The film features the directorial debuts of Abby Kohn and Marc Silverstein, who wrote screenplays for films such as Never Been Kissed, Valentine’s Day, The Vow, and How to Be Single. How many times have you heard the phrase, “Beauty is in the eye of the beholder”? Easy answer: a bunch of times, because it still rings true to many women as well as men. Well, mostly women. While there are guys who only like women based on only how they look, there are others who like them based on their traits: generous, confident, strong, caring, the list goes on. This film takes a comedic approach to this relatable message by having Amy Schumer thinks she’s beautiful due to a head injury. Since her major film debut in “Trainwreck” three years ago, Schumer has been struggling to find some consistency in her style of humor, with the most recent example being last year’s comedy disappointment, “Snatched”. This year, she hopes that her latest role will help her find that comedic spark again and, more importantly, spread one of the most relatable messages on the planet to thousands of insecure women and young girls. While the film’s life lessons speak to me loud and clear, the rest of the film didn’t have a lot of confidence to display a stronger representation of those messages.
The marketing does make the film look like a genuine female comedy like “Girls Trip”. However, it feels more like a comedy-drama about a woman who feels inadequate compared to the other beautiful ladies in the world. It does have some comedic moments as well as a couple of amusing scenes that made me smile, but the humor in its entirety felt more suited for a female audience, which can lead to some forced or bland situations for some people. Despite this, the film has enough tolerable moments to earn itself a spot in the “suitable watch” category. Amy Schumer offered another solid performance as Renee Barrett. Even though she’s far from being the next Queen Latifah, she did fairly well in doing her own thing without always relying on physical humor every few minutes or so. To be honest with you, having Schumer in a film like this does make a lot of sense because like her character, she’s not afraid of throwing herself out there without letting people judge her based on what she looks like. So, she gets a thumbs up from me because of that. Michelle Williams also did well as Avery LeClaire, Renee’s boss. If I were to describe her performance as Avery, I would say that it was…different. Not great, not bad, just…different. You’ll know what I mean when you see it for yourself. As first-time directors, Abby Kohn and Marc Silverstein are no strangers to films like this, especially romantic comedies, which makes them an acceptable choice in delivering a simple storyline filled with relatable messages and enjoyable characters. I was pleased with how it turned out during the first two acts of the film, but then when it got to the final act, that’s where it completely lost me. It’s like finding out that the creamy filling center inside the big, delicious cake didn’t taste as good as you thought it would be. The creamy filling center was the final act of “I Feel Pretty”. The message is still on-the-nose even though it had a cheesy and predictable ending, but the scenes leading up to them were either frustrating or just plain embarrassing. The film also went on a bit longer than it should have mostly because of its uneven pacing during a few scenes.

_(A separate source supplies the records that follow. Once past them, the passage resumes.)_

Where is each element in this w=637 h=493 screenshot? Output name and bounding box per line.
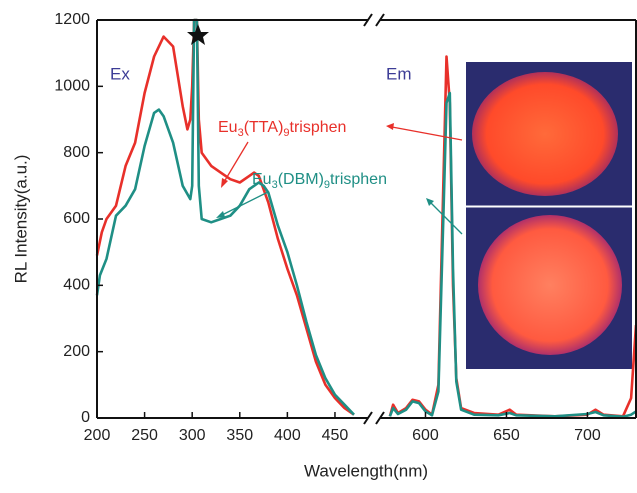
x-tick-label: 650 xyxy=(493,427,520,444)
star-marker xyxy=(187,24,209,45)
x-tick-label: 250 xyxy=(131,427,158,444)
annotation-part: 9 xyxy=(324,179,330,191)
y-tick-label: 200 xyxy=(63,343,90,360)
y-tick-label: 600 xyxy=(63,210,90,227)
x-tick-label: 350 xyxy=(226,427,253,444)
annotation-part: trisphen xyxy=(290,119,347,136)
y-tick-label: 400 xyxy=(63,277,90,294)
inset-photo xyxy=(466,62,632,369)
excitation-label: Ex xyxy=(110,64,130,83)
annotation: Eu3(TTA)9trisphen xyxy=(218,119,346,139)
y-tick-label: 800 xyxy=(63,144,90,161)
x-tick-label: 200 xyxy=(84,427,111,444)
arrows xyxy=(216,123,463,235)
x-tick-label: 400 xyxy=(274,427,301,444)
y-tick-label: 1000 xyxy=(54,78,90,95)
y-tick-label: 0 xyxy=(81,409,90,426)
annotation-part: Eu xyxy=(252,171,272,188)
y-tick-label: 1200 xyxy=(54,11,90,28)
annotation-part: (TTA) xyxy=(244,119,284,136)
x-tick-label: 700 xyxy=(574,427,601,444)
plot-area xyxy=(95,18,637,418)
y-axis-label: RL Intensity(a.u.) xyxy=(11,155,30,284)
emission-label: Em xyxy=(386,64,412,83)
annotation-part: (DBM) xyxy=(278,171,324,188)
x-axis-label: Wavelength(nm) xyxy=(304,461,428,480)
line-series xyxy=(95,18,355,416)
annotation-part: 9 xyxy=(283,127,289,139)
line-series xyxy=(388,91,637,418)
x-tick-label: 600 xyxy=(412,427,439,444)
annotation-part: 3 xyxy=(272,179,278,191)
annotation-part: 3 xyxy=(238,127,244,139)
line-series xyxy=(95,18,355,416)
x-tick-label: 450 xyxy=(322,427,349,444)
annotation: Eu3(DBM)9trisphen xyxy=(252,171,387,191)
annotation-part: trisphen xyxy=(330,171,387,188)
x-tick-label: 300 xyxy=(179,427,206,444)
annotation-part: Eu xyxy=(218,119,238,136)
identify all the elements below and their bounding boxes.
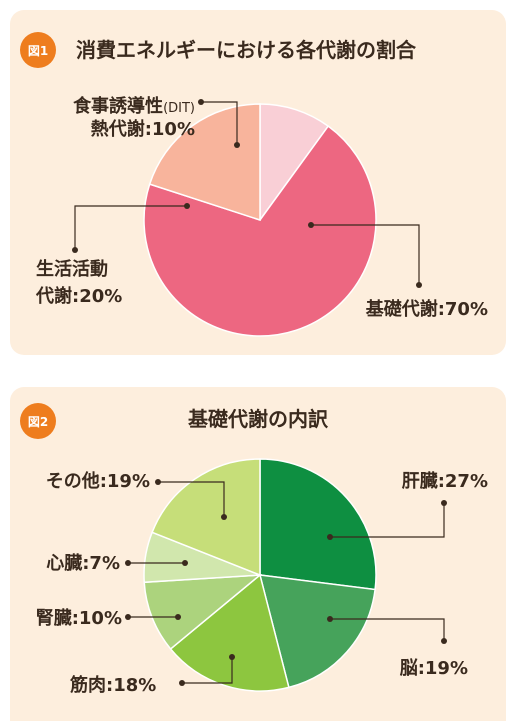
leader-end-dot-brain <box>441 638 447 644</box>
pie-slice-other <box>151 458 261 577</box>
pie-slice-activity <box>148 103 261 222</box>
leader-end-dot-muscle <box>179 680 185 686</box>
pie-slice-liver <box>259 458 377 591</box>
leader-dot-other <box>221 514 227 520</box>
leader-end-dot-dit <box>198 99 204 105</box>
leader-line-dit <box>201 101 238 145</box>
slice-label-text-basal: 基礎代謝:70% <box>365 298 488 320</box>
leader-end-dot-activity <box>72 247 78 253</box>
leader-end-dot-liver <box>441 500 447 506</box>
slice-label-kidney: 腎臓:10% <box>36 608 122 629</box>
figure-1-badge: 図1 <box>20 32 56 68</box>
leader-line-muscle <box>182 657 233 684</box>
leader-line-activity <box>74 205 187 250</box>
leader-dot-muscle <box>229 654 235 660</box>
pie-slice-muscle <box>169 573 290 692</box>
slice-label-activity: 生活活動 <box>36 258 108 280</box>
slice-label-text-other: その他:19% <box>46 470 150 492</box>
leader-dot-liver <box>327 534 333 540</box>
leader-end-dot-heart <box>125 560 131 566</box>
leader-dot-activity <box>184 203 190 209</box>
pie-slice-kidney <box>143 574 263 650</box>
leader-dot-basal <box>308 222 314 228</box>
slice-label-other: その他:19% <box>46 470 150 492</box>
pie-slice-brain <box>258 574 376 689</box>
pie-chart-2: 肝臓:27% 脳:19% 筋肉:18% 腎臓:10% 心臓:7% その他:19% <box>36 458 488 696</box>
slice-label-line2-activity: 代謝:20% <box>35 285 122 307</box>
leader-dot-brain <box>327 616 333 622</box>
slice-label-text-heart: 心臓:7% <box>46 553 120 574</box>
slice-label-text-dit: 食事誘導性 <box>72 95 163 117</box>
slice-label-suffix-dit: (DIT) <box>163 101 195 116</box>
leader-end-dot-kidney <box>125 614 131 620</box>
chart-1-title: 消費エネルギーにおける各代謝の割合 <box>76 38 416 62</box>
slice-label-muscle: 筋肉:18% <box>70 674 156 696</box>
leader-dot-dit <box>234 142 240 148</box>
slice-label-text-brain: 脳:19% <box>400 658 468 679</box>
figure-2-badge: 図2 <box>20 403 56 439</box>
leader-line-liver <box>330 503 445 538</box>
slice-label-brain: 脳:19% <box>400 658 468 679</box>
slice-label-dit: 食事誘導性(DIT) <box>72 95 195 117</box>
leader-end-dot-other <box>155 479 161 485</box>
leader-end-dot-basal <box>416 282 422 288</box>
pie-slice-basal <box>143 125 377 337</box>
basal-metabolism-panel: 図2 基礎代謝の内訳 肝臓:27% 脳:19% 筋肉:18% 腎臓:10% 心臓:7% そ… <box>10 387 506 721</box>
pie-slice-dit <box>259 103 330 223</box>
slice-label-text-kidney: 腎臓:10% <box>36 608 122 629</box>
slice-label-text-activity: 生活活動 <box>36 258 108 280</box>
slice-label-text-muscle: 筋肉:18% <box>70 674 156 696</box>
slice-label-line2-dit: 熱代謝:10% <box>91 118 195 140</box>
energy-breakdown-panel: 図1 消費エネルギーにおける各代謝の割合 食事誘導性(DIT) 熱代謝:10% 基礎… <box>10 10 506 355</box>
slice-label-text-liver: 肝臓:27% <box>402 471 488 492</box>
chart-2-title: 基礎代謝の内訳 <box>188 407 328 431</box>
slice-label-basal: 基礎代謝:70% <box>365 298 488 320</box>
leader-line-brain <box>330 618 445 641</box>
leader-dot-heart <box>182 560 188 566</box>
leader-dot-kidney <box>175 614 181 620</box>
slice-label-liver: 肝臓:27% <box>402 471 488 492</box>
slice-label-heart: 心臓:7% <box>46 553 120 574</box>
leader-line-other <box>158 481 225 517</box>
leader-line-basal <box>311 224 420 285</box>
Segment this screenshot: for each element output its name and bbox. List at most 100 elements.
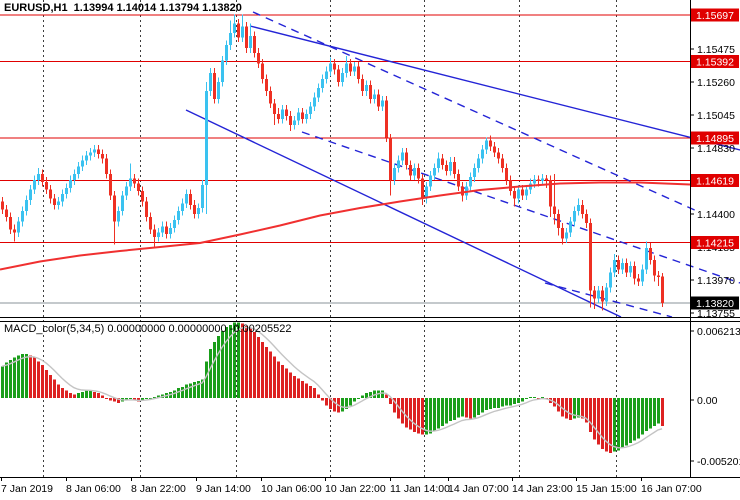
candle-body xyxy=(489,140,492,147)
candle-body xyxy=(141,191,144,202)
macd-histogram-bar xyxy=(341,398,344,412)
macd-histogram-bar xyxy=(609,398,612,453)
macd-histogram-bar xyxy=(201,379,204,398)
macd-histogram-bar xyxy=(17,355,20,398)
candle-body xyxy=(565,232,568,239)
candle-body xyxy=(453,162,456,174)
candle-body xyxy=(373,94,376,99)
macd-histogram-bar xyxy=(577,398,580,418)
time-tick-label: 14 Jan 23:00 xyxy=(512,483,573,495)
candle-body xyxy=(205,91,208,185)
candle-body xyxy=(597,290,600,299)
macd-histogram-bar xyxy=(517,398,520,403)
macd-histogram-bar xyxy=(541,396,544,398)
macd-histogram-bar xyxy=(329,398,332,409)
macd-histogram-bar xyxy=(509,398,512,406)
macd-histogram-bar xyxy=(181,387,184,398)
macd-histogram-bar xyxy=(317,394,320,398)
macd-histogram-bar xyxy=(233,322,236,398)
candle-body xyxy=(369,85,372,99)
candle-body xyxy=(13,229,16,233)
macd-histogram-bar xyxy=(21,354,24,398)
macd-histogram-bar xyxy=(345,398,348,409)
macd-histogram-bar xyxy=(257,337,260,398)
macd-histogram-bar xyxy=(569,398,572,420)
candle-body xyxy=(309,106,312,114)
candle-body xyxy=(661,276,664,303)
candle-body xyxy=(249,36,252,48)
candle-body xyxy=(325,71,328,79)
price-tick-label: 1.15475 xyxy=(697,44,735,56)
candle-body xyxy=(513,191,516,199)
macd-histogram-bar xyxy=(417,398,420,434)
candle-body xyxy=(25,200,28,211)
macd-indicator-label: MACD_color(5,34,5) 0.00000000 0.00000000… xyxy=(4,323,292,335)
macd-histogram-bar xyxy=(241,323,244,398)
candle-body xyxy=(257,53,260,64)
macd-histogram-bar xyxy=(269,351,272,398)
time-tick-label: 9 Jan 14:00 xyxy=(196,483,251,495)
candle-body xyxy=(165,226,168,234)
macd-histogram-bar xyxy=(93,391,96,398)
candle-body xyxy=(637,278,640,282)
macd-tick-label: -0.0052010 xyxy=(697,456,740,468)
candle-body xyxy=(189,194,192,205)
macd-tick-label: 0.00 xyxy=(697,395,718,407)
macd-histogram-bar xyxy=(353,398,356,402)
candle-body xyxy=(553,206,556,214)
macd-histogram-bar xyxy=(149,398,152,399)
macd-histogram-bar xyxy=(197,380,200,398)
candle-body xyxy=(509,180,512,191)
macd-histogram-bar xyxy=(529,396,532,398)
candle-body xyxy=(641,269,644,282)
candle-body xyxy=(245,26,248,48)
macd-histogram-bar xyxy=(293,376,296,398)
macd-histogram-bar xyxy=(65,390,68,398)
macd-histogram-bar xyxy=(305,383,308,398)
macd-histogram-bar xyxy=(209,349,212,398)
macd-histogram-bar xyxy=(453,398,456,420)
macd-histogram-bar xyxy=(205,361,208,398)
candle-body xyxy=(541,178,544,181)
price-tick-label: 1.15260 xyxy=(697,77,735,89)
candle-body xyxy=(41,174,44,182)
candle-body xyxy=(113,195,116,222)
macd-histogram-bar xyxy=(273,356,276,398)
macd-histogram-bar xyxy=(25,354,28,398)
time-tick-label: 11 Jan 14:00 xyxy=(390,483,450,495)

Overall, “I Feel Pretty” lacks a huge confident boost despite an enjoyable performance from Amy Schumer and its tolerable execution on its real-life lessons. It’s an improvement over Schumer’s last comedic effort, “Snatched”, but not enough to lure in people outside of her target audience. If you still feel like seeing it because of its messages, then by all means, go on ahead and see it. It’s not a perfect portrayal of its themes, but that doesn’t mean they’re not important. I believe a lot of women should understand that it’s what’s on the inside that matters the most, and I hope that everyone else understands that too.